Instruction-Set Architecture for Programmable NV-Center Quantum Repeater Nodes
- URL: http://arxiv.org/abs/2602.14995v2
- Date: Tue, 24 Feb 2026 19:00:03 GMT
- Title: Instruction-Set Architecture for Programmable NV-Center Quantum Repeater Nodes
- Authors: Vinay Kumar, Claudio Cicconetti, Riccardo Bassoli, Marco Conti, Andrea Passarella,
- Abstract summary: We introduce the idea of an instruction-set architecture (ISA) for controller-driven programmability of nitrogen-vacancy center quantum repeater nodes.<n>We formalize two modes of programmability: (i) deterministic register control, where the nuclear register is in a basis state to select a specific operation on the data qubit; and (ii) coherent register control, where the register is prepared in superposition, enabling coherent combinations of operations beyond classical programmability.

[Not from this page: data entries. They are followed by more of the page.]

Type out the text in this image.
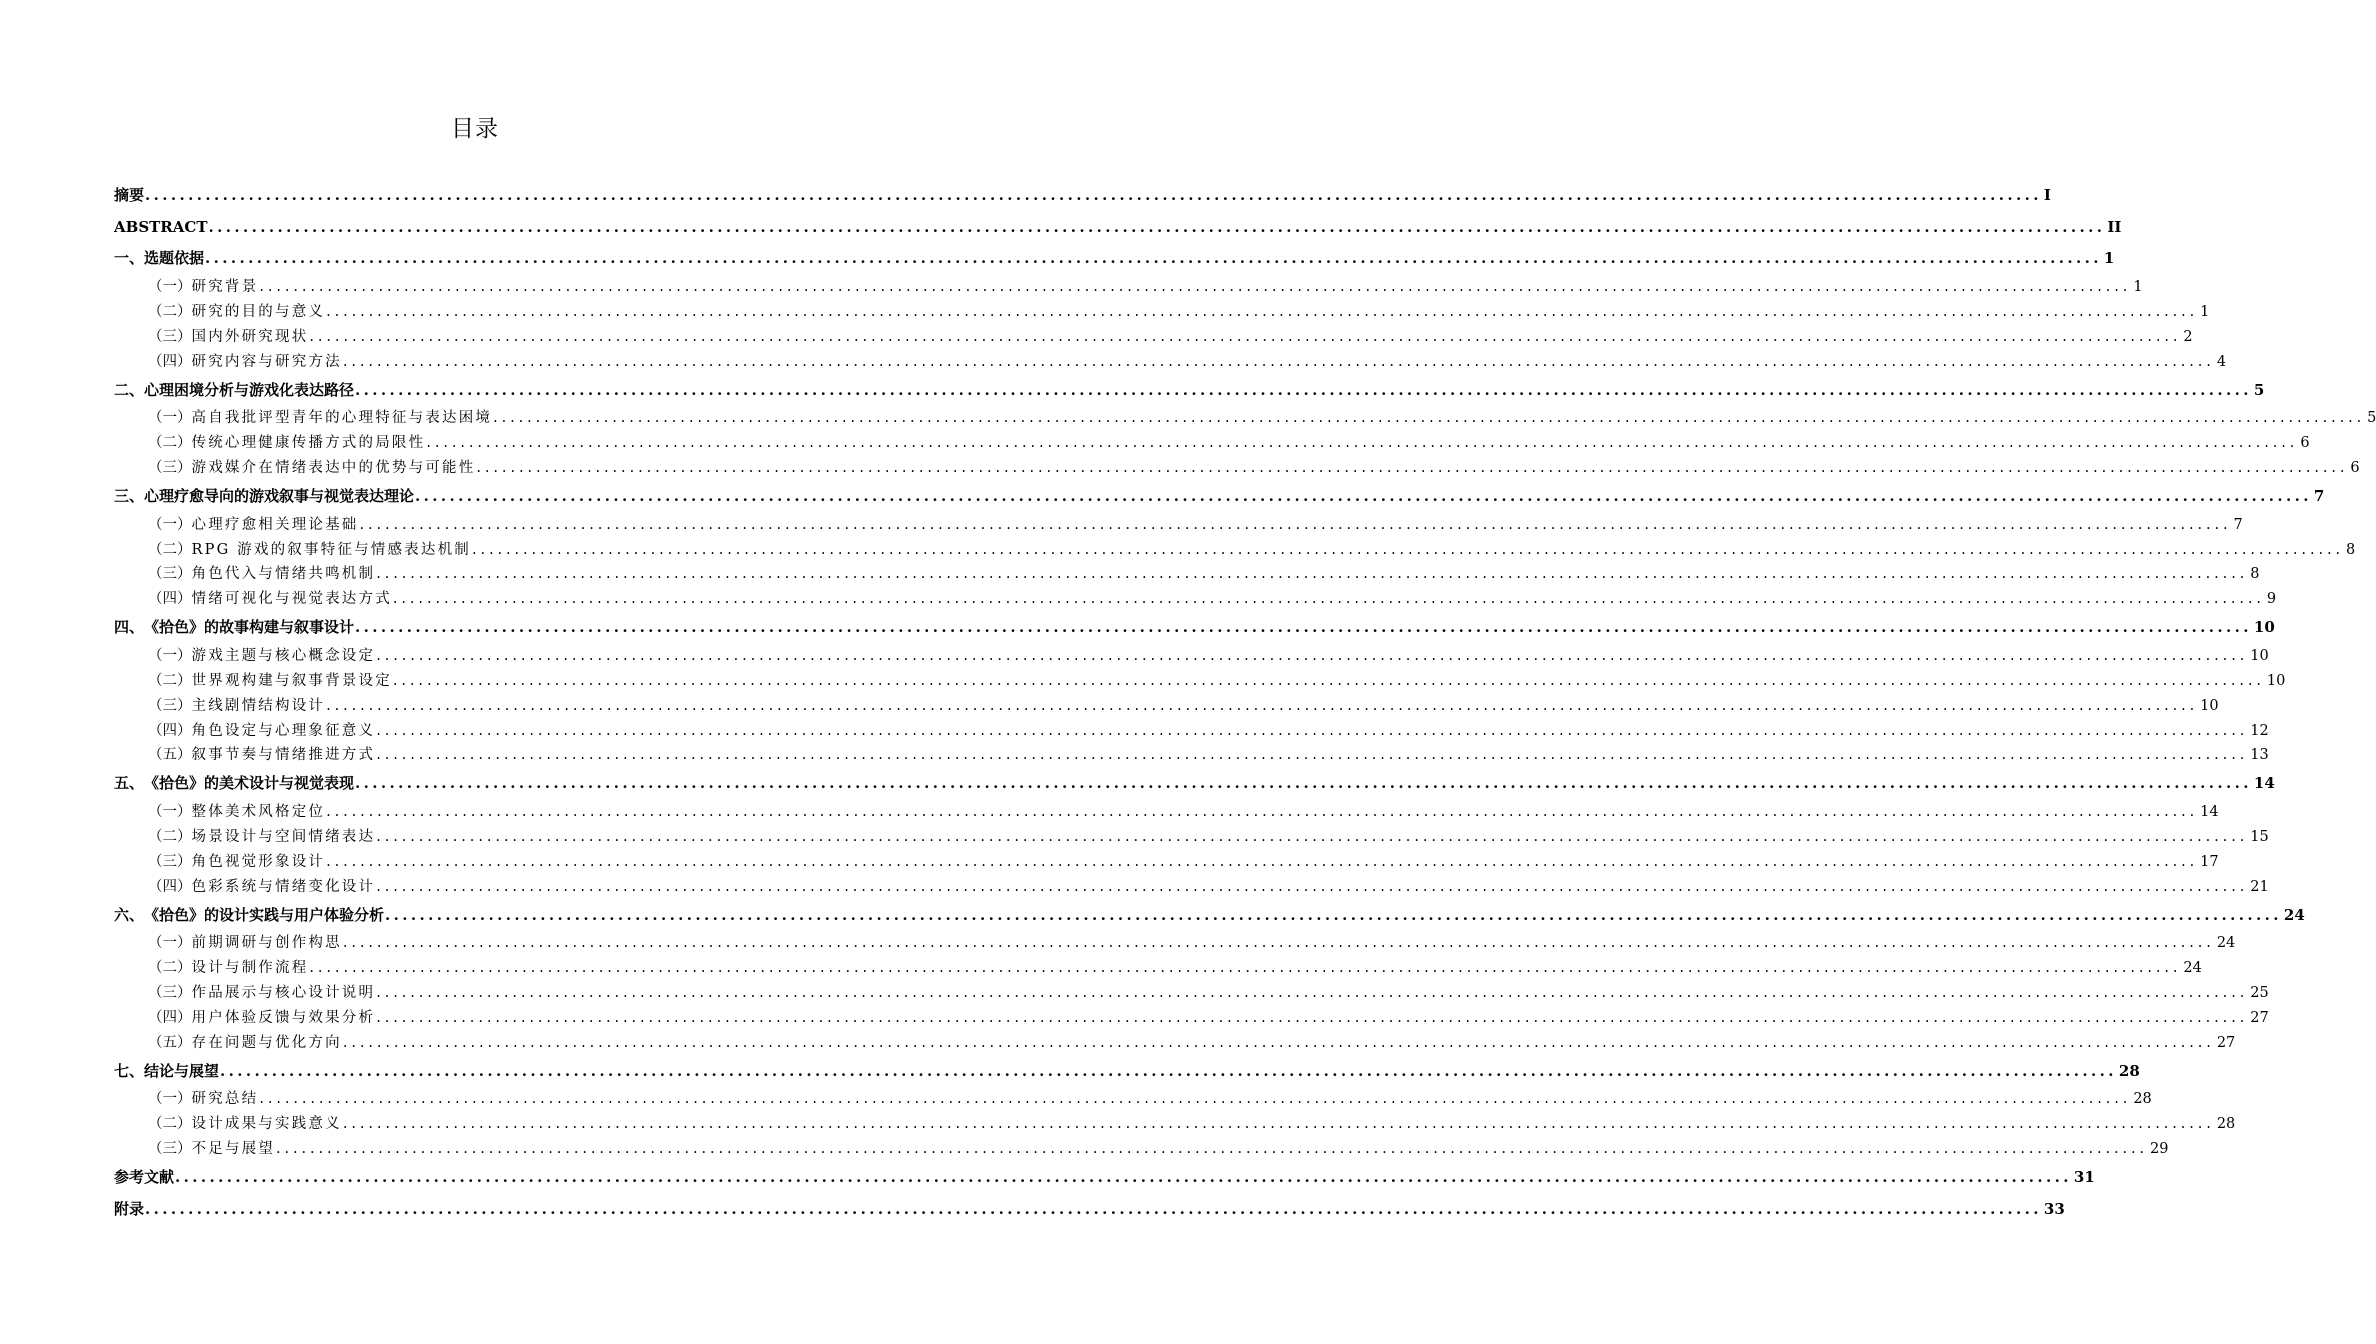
目录
摘要 ............................................................................................................................................................................................................................ I
ABSTRACT ............................................................................................................................................................................................................................ II
一、 选题依据 ............................................................................................................................................................................................................................ 1
（一） 研究背景 ............................................................................................................................................................................................................................ 1
（二） 研究的目的与意义 ............................................................................................................................................................................................................................ 1
（三） 国内外研究现状 ............................................................................................................................................................................................................................ 2
（四） 研究内容与研究方法 ............................................................................................................................................................................................................................ 4
二、 心理困境分析与游戏化表达路径 ............................................................................................................................................................................................................................ 5
（一） 高自我批评型青年的心理特征与表达困境 ............................................................................................................................................................................................................................ 5
（二） 传统心理健康传播方式的局限性 ............................................................................................................................................................................................................................ 6
（三） 游戏媒介在情绪表达中的优势与可能性 ............................................................................................................................................................................................................................ 6
三、 心理疗愈导向的游戏叙事与视觉表达理论 ............................................................................................................................................................................................................................ 7
（一） 心理疗愈相关理论基础 ............................................................................................................................................................................................................................ 7
（二） RPG 游戏的叙事特征与情感表达机制 ............................................................................................................................................................................................................................ 8
（三） 角色代入与情绪共鸣机制 ............................................................................................................................................................................................................................ 8
（四） 情绪可视化与视觉表达方式 ............................................................................................................................................................................................................................ 9
四、 《拾色》的故事构建与叙事设计 ............................................................................................................................................................................................................................ 10
（一） 游戏主题与核心概念设定 ............................................................................................................................................................................................................................ 10
（二） 世界观构建与叙事背景设定 ............................................................................................................................................................................................................................ 10
（三） 主线剧情结构设计 ............................................................................................................................................................................................................................ 10
（四） 角色设定与心理象征意义 ............................................................................................................................................................................................................................ 12
（五） 叙事节奏与情绪推进方式 ............................................................................................................................................................................................................................ 13
五、 《拾色》的美术设计与视觉表现 ............................................................................................................................................................................................................................ 14
（一） 整体美术风格定位 ............................................................................................................................................................................................................................ 14
（二） 场景设计与空间情绪表达 ............................................................................................................................................................................................................................ 15
（三） 角色视觉形象设计 ............................................................................................................................................................................................................................ 17
（四） 色彩系统与情绪变化设计 ............................................................................................................................................................................................................................ 21
六、 《拾色》的设计实践与用户体验分析 ............................................................................................................................................................................................................................ 24
（一） 前期调研与创作构思 ............................................................................................................................................................................................................................ 24
（二） 设计与制作流程 ............................................................................................................................................................................................................................ 24
（三） 作品展示与核心设计说明 ............................................................................................................................................................................................................................ 25
（四） 用户体验反馈与效果分析 ............................................................................................................................................................................................................................ 27
（五） 存在问题与优化方向 ............................................................................................................................................................................................................................ 27
七、 结论与展望 ............................................................................................................................................................................................................................ 28
（一） 研究总结 ............................................................................................................................................................................................................................ 28
（二） 设计成果与实践意义 ............................................................................................................................................................................................................................ 28
（三） 不足与展望 ............................................................................................................................................................................................................................ 29
参考文献 ............................................................................................................................................................................................................................ 31
附录 ............................................................................................................................................................................................................................ 33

- Score: 7.752787831933939
- License: http://arxiv.org/licenses/nonexclusive-distrib/1.0/
- Abstract: Programmability is increasingly central in emerging quantum network software stacks, yet the node-internal controller-to-hardware interface for quantum repeater devices remains under-specified. We introduce the idea of an instruction-set architecture (ISA) for controller-driven programmability of nitrogen-vacancy (NV) center quantum repeater nodes. Each node consists of an optically interfaced electron spin acting as a data qubit and a long-lived nuclear-spin register acting as a control program. We formalize two modes of programmability: (i) deterministic register control, where the nuclear register is initialized in a basis state to select a specific operation on the data qubit; and (ii) coherent register control, where the register is prepared in superposition, enabling coherent combinations of operations beyond classical programmability. Network protocols are expressed as controller-issued instruction vectors, which we illustrate through a compact realization of the BBPSSW purification protocol. We further show that coherent register control enables interferometric diagnostics such as fidelity witnessing and calibration, providing tools unavailable in classical programmability. Finally, we discuss scalability to multi-electron and multi-nuclear spin architectures and connection to Linear combination of unitaries (LCU) and Kraus formulation.